New Liberal Democrat leader Sir Menzies Campbell is to make his first appearance in front of his party, a day after his leadership election victory.
Sir Menzies said there would be no frontbench job for Charles Kennedy
Sir Menzies, who has vowed to be more than "a safe pair of hands", will address a rally at the start of the party's spring conference in Harrogate.
The 64-year-old says he is ready to take risks to modernise the party.
A reshuffle is expected on Monday, but Sir Menzies said he would not offer his predecessor Charles Kennedy a job.
Hughes and Huhne
In forming a front bench team, Sir Menzies is likely to consider what role defeated leadership rivals Mr Hughes and Mr Huhne should play and whether or not to reward those who supported his campaign.
Backers included Ed Davey, Sarah Teather, Vincent Cable, Nick Clegg and David Laws.
The post of deputy leader - which Sir Menzies himself held as well as being foreign affairs spokesman - has yet to be decided upon.
BBC political correspondent Carole Walker said the new leader was "promising a mix of youth and experience".
Sir Menzies Campbell - 23,264
Chris Huhne - 16,691
Simon Hughes - 12,081
Sir Menzies will make a short address on the stage at a conference rally on Friday evening, ahead of his key speech on Sunday.
He will share a platform with three of the party's recent by-election victors and try to rally members for the local elections in May.
Speaking on BBC One's Breakfast on Friday, he said he would rule out any pacts or deals with other parties to gain power at Westminster.
Lib Dems had to "maximise our potential" by "getting the largest number of votes and the largest number of seats".
Sir Menzies said he wanted to lead the party "back to government".
In his acceptance speech on Thursday he agreed he was a "safe pair of hands", but said he was "ready to take risks, ready to challenge orthodoxy and ready to challenge the party too."
Sir Menzies said: "Our task now is this: to build a strong, effective powerful Liberal Democrat party, with the objective of ensuring a greener, fairer, decentralised and democratic Britain, a Britain at peace with itself at home and admired abroad."

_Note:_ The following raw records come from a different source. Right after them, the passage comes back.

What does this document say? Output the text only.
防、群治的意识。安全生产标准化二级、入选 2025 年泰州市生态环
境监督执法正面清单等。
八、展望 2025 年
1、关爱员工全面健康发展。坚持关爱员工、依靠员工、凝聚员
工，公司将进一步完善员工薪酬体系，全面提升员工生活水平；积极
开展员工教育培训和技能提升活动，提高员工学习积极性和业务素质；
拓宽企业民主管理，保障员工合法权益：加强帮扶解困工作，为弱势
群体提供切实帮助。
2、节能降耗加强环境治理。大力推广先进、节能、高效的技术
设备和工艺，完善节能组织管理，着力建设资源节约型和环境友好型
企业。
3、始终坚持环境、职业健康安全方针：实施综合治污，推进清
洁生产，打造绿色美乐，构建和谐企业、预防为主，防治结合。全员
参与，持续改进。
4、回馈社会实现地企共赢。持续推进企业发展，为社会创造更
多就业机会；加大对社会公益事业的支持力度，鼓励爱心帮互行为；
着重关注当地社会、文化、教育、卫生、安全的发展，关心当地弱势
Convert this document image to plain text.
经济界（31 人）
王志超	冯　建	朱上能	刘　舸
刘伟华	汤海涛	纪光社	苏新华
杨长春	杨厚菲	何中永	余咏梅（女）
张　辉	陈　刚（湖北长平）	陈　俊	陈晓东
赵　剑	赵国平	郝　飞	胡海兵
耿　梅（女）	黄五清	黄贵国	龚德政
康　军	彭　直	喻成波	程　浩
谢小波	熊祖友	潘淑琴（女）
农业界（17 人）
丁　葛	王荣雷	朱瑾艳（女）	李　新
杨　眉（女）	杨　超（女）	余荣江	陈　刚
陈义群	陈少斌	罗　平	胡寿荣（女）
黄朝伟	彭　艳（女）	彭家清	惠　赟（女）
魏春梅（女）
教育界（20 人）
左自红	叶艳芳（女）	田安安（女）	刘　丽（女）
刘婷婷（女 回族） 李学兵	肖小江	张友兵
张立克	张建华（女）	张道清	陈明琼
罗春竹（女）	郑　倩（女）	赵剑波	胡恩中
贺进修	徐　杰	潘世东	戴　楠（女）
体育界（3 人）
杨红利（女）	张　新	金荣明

Sir Menzies told the BBC last week that he could see no reason why he could not be leader aged 72, allowing him to fight two general elections.
Mr Huhne said the new leader had a "hard-won and decisive mandate to lead this party to new advances with the backing of all of us".
Mr Hughes, who was eliminated in the first round of voting after coming third, told his new leader: "I am absolutely clear that we will go... from strength to strength towards the government that Britain desperately needs and that we are all so unitedly determined to achieve."
The ballot of party members was called after Mr Kennedy stepped down earlier this year days after revealing he had sought help for a drink problem.